IBを振り返る

『今日の君たちの発表は、事業課題への深い理解と現場の声に基づき、我々の想定を越えた価値ある提案だった。しかし、最後の数週間、チーム内で適切な合意形成をできなかったことが、プレゼンテーションに滲み出てしまっている。これは、君たちがこのプロジェクトで犯した最大のミステイクだ。』

Class of 2015のMitsuです。冒頭の文章は、International Business Project(通称IB)の最終プレゼンテーションの場で、私たちのチームがクライアントの役員からもらったコメントです。今日は、3ヶ月間にわたるIBでの経験や学び、そして私自身が思うその魅力についてお伝えしたいと思います。
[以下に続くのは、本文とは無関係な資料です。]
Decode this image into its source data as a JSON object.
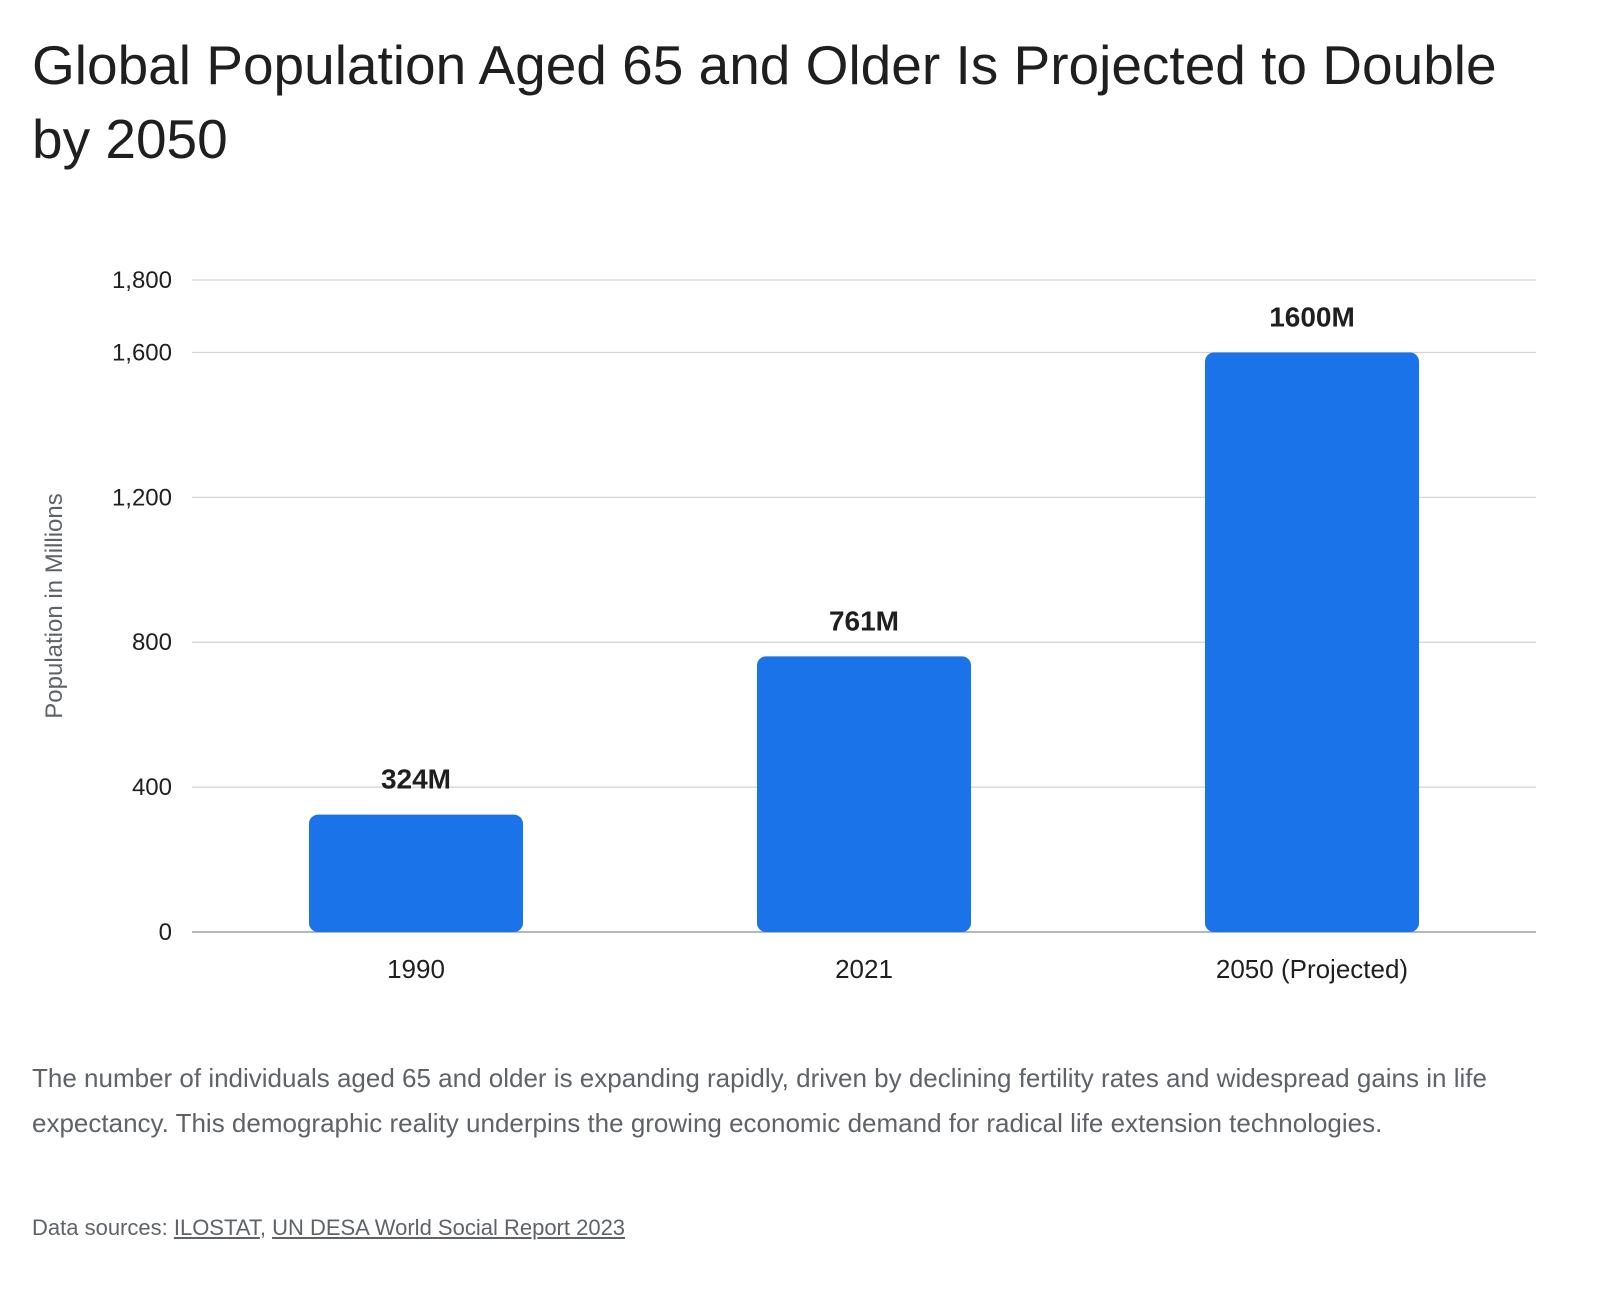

■参考動画:Full-time MBA: International Business Project

マンチェスタービジネススクール(MBS)は、設立当初からProject-Based Learningをカリキュラムの核としてきました。私の場合、期間中15のプロジェクトに、計20か国の同僚と取り組みました。そのうちの3つを占める企業へのコンサルティングプロジェクトの中でも、クライアントや予算の規模が最も大きいIBは、それまでに学んだ知識やスキルを総動員しての、いわば卒業試験のような位置付けにあります。

 

近年は、コンサルティングに加えて、起業プログラムや大学の壁を越えたビジネスプランコンテスト、開発途上国でのフィールドワークなど、座学にとどまらない学びの機会が世界中の多くのビジネススクールで導入されています。その中でもMBSは、大学主導でプロジェクトを企業から受注し、それに取り組む学生たちが実践の場を通して成長することを重視しています。学生の多くはコンサルティング未経験ですが、プロジェクトの成果物の品質はMBS自身の評判に直結するため、教授陣(スーパーバイザー)からは高い緊張感をもって臨むことが求められます。

 

私を含む学生5名のチームが取り組んだプロジェクトは、グローバル物流企業をクライアントとして、彼らの新興国における事業拡大を見据え、現地のパートナー企業との事業連携のあり方をどのように変えていくべきかを提案するものでした。クライアントチームのみならず、パートナー企業やその顧客の声も踏まえた上での提案とするため、合計4大陸9か国で103のインタビューを行うダイナミックなプロジェクトになりました。

 

当初、プロジェクトは比較的順調に進んでいました。自分たちだからこそ提供できる価値は何かを徹底的に議論し、応用できそうな他業界の事例や、競合の戦略などの視点を交えた中間報告は、スーパーバイザーからもよい評価を受けていました。チームの雰囲気もよく、惜しみなく情報提供をしてくれるクライアントの高い期待に応えようと、試行錯誤を繰り返す日々でした。

 

しかし、残り3週間を切ったあたりから、徐々にチームの歯車が狂いはじめました。一人ひとりが異なる国の異なるマーケットで、異なる顧客の声をもとに仮説を検証してきたことも影響し、最終提案の方向性がチーム内で大きく分かれました。メンバー間の関係は引き続き良好でしたが、お互いが異なる経験に根ざしてものを言っているのだと認識し、腹落ちをするまでに一定の時間がかかりました。

 

経営環境分析をやり直し、現場の声をさらに拾い集め、複数の観点から二つの提案を比較評価して、何とか合意形成を図ろうとしました。しかし、最後の1週間、疲労や制限時間のプレッシャー、そしておそらくここまでやってきた想いや意地のようなものが、冷静な意思決定を妨げました。その結果が、冒頭のクライアントの言葉です。最後の最後で、私たちのチームは顧客ファーストの視点を失い、大きな失敗をしました。

 

成果物の評価方法を曖昧にしていたこと、チーム内の意思決定ルールの必要性を軽く見ていたことが、大きな反省であり、学びです。また、チームだけではどうにもならなくなったとき、もっとスーパーバイザーやクライアント、他のチームの同僚の力を借りられたのでは、という反省もあります。総じて、国籍や専門性など多様性の高いチームで仕事をするには、まず第一にその多様さを受け入れて楽しむ姿勢、そしてそれを前提としたしくみづくりが大切だ、ということを学び続けた一年半だったと思います。

 

今回は私のケースの紹介でしたが、チームによって、また人によって考え方や感じ方は大きく違うと思います。しかし、おそらく多くのケースは華麗にスマートに・・・からはほど遠く、リアルで泥臭い場だと思いますし、またそれこそが最高の学びの教材なのだと思います。チームで成果を出すために汗をかき、そして時には失敗することを楽しめそうだと思える方は、ぜひMBSの門を叩いてみてください。応援しています!